給与のデジタル払いについて

(秩父高原の牧草地と山並み、by T.M)

FNNプライムオンライン(9/21)

私がお伝えしたいのは「給料のデジタル払い」です。

厚生労働省の審議会は、給料を「○○ペイ」などの電子マネーで支払う「デジタル給与払い」の案をまとめ、来年度以降の実施が見込まれます。

しかし、安全性や補償などをめぐり課題もあげられています。

ポイントはこちら。「給料のデジタル払いあなたは利用する?」注目です。

現在の労働基準法では、賃金について「賃金は、通貨で、直接労働者に、その全額を支払わなければならない」となっています。賃金は「現金」で「直接」払うのが原則で、一般に行われている銀行振込などへの振込は、「例外」として認められています。

この「例外」に「デジタル払い」が加わることになりますが、厚労省の審議会では、利便性が高まる半面、資金移動業者(アプリ事業者)の健全性、安全性に不安の声も上がっていました。

厚労省は資金移動業者(アプリの事業者)からの「デジタル給与払い」は、労働者の同意が前提とし、口座残高の上限は100万円、超えた場合は指定する銀行口座などに振り込まれます。

1円から取引でき、少なくとも月1回、手数料0円で現金自動受払機(ATM)等から利用できるようにします。また、アプリの事業者が経営破綻したり、不正アクセスで損害が出た場合はアプリなどの事業者が全額補償するとしています。

今年度内に省令が改正され、来年度にも解禁が見込まれます。

なぜ給与のデジタル払いが推進されているのか? キャッシュレス社会に対応するためとか、銀行口座を持たない外国人労働者のためとかいう高邁な理由があるようです。
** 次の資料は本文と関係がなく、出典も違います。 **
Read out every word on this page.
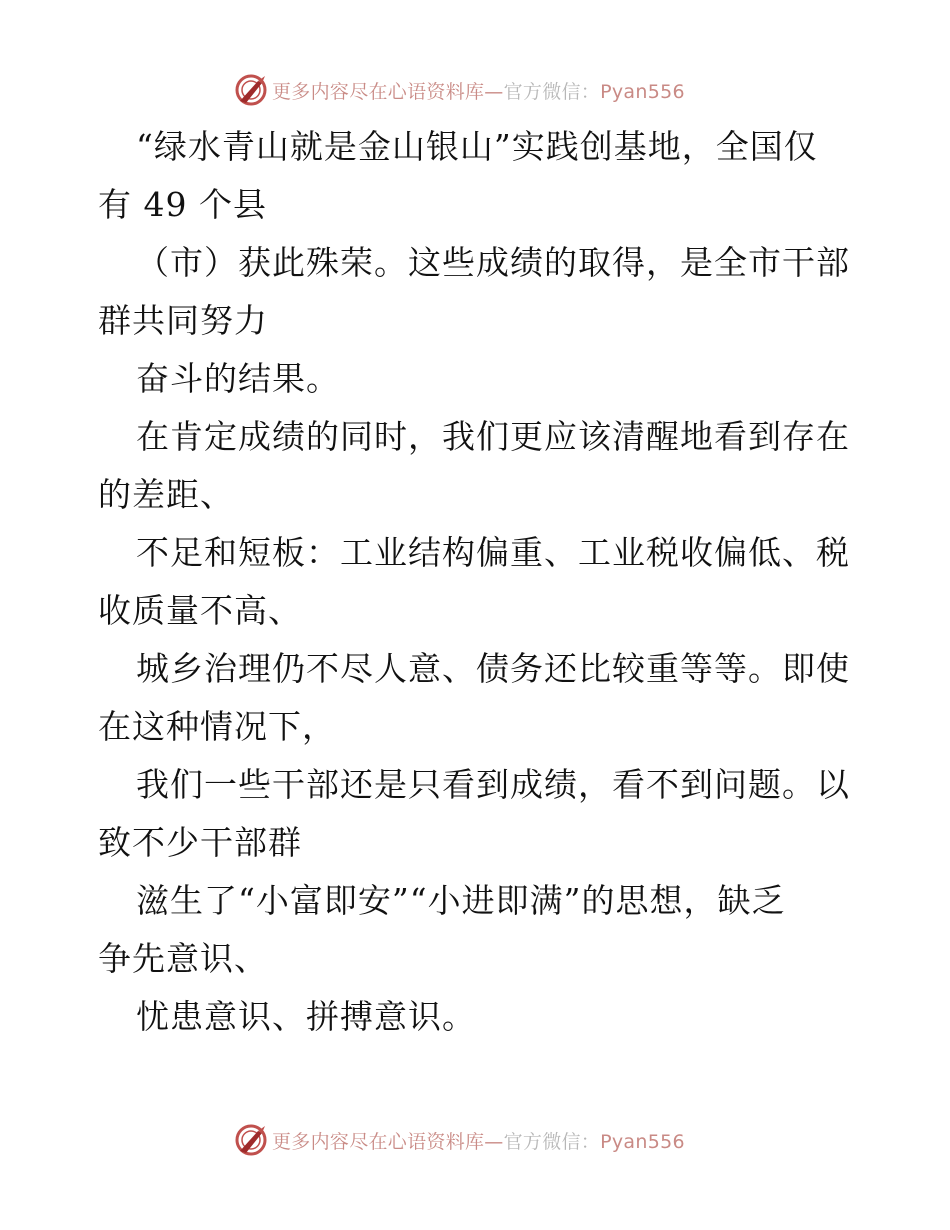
更多内容尽在心语资料库—官方微信：Pyan556
“绿水青山就是金山银山”实践创基地，全国仅
有 49 个县
（市）获此殊荣。这些成绩的取得，是全市干部
群共同努力
奋斗的结果。
在肯定成绩的同时，我们更应该清醒地看到存在
的差距、
不足和短板：工业结构偏重、工业税收偏低、税
收质量不高、
城乡治理仍不尽人意、债务还比较重等等。即使
在这种情况下，
我们一些干部还是只看到成绩，看不到问题。以
致不少干部群
滋生了“小富即安”“小进即满”的思想，缺乏
争先意识、
忧患意识、拼搏意识。
更多内容尽在心语资料库—官方微信：Pyan556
また、「予測されるデメリット」としては、「アプリ事業者の健全性」とかが挙げられていますが、庶民とは関係のないところでの議論のような気がします。

なぜ、今までは「通貨」による支払いしか認めてられていなかったのでしょうか?それは、企業の「現物払い」を諫めるためでした。昔は農家等で、自分のところで取れた「野菜」を渡し、賃金の代わりとしていたところもありました。

労使共々、この「現物払い制度」を悪用しているところもありました。旦那さんの「扶養」となっている専業主婦が、扶養から外れてしまう年収となった時に、「デパートの商品券」が支払われていたのです。うまい手だと、当時は思った覚えがあります。

やっぱ、私の体験から予測すると、このデジタル払いが悪用されるのは、「残業隠し」ではないでしょうか。36協定以内の時間外労働については、残業代は「通貨・銀行振込」として、それ以上の残業代についてはプリペイドカードで支払うのです。

何か、こういう法改正があると、前向きなことより、労使関係の現場でどのように悪用されるか、まっさきに考えてしまいます。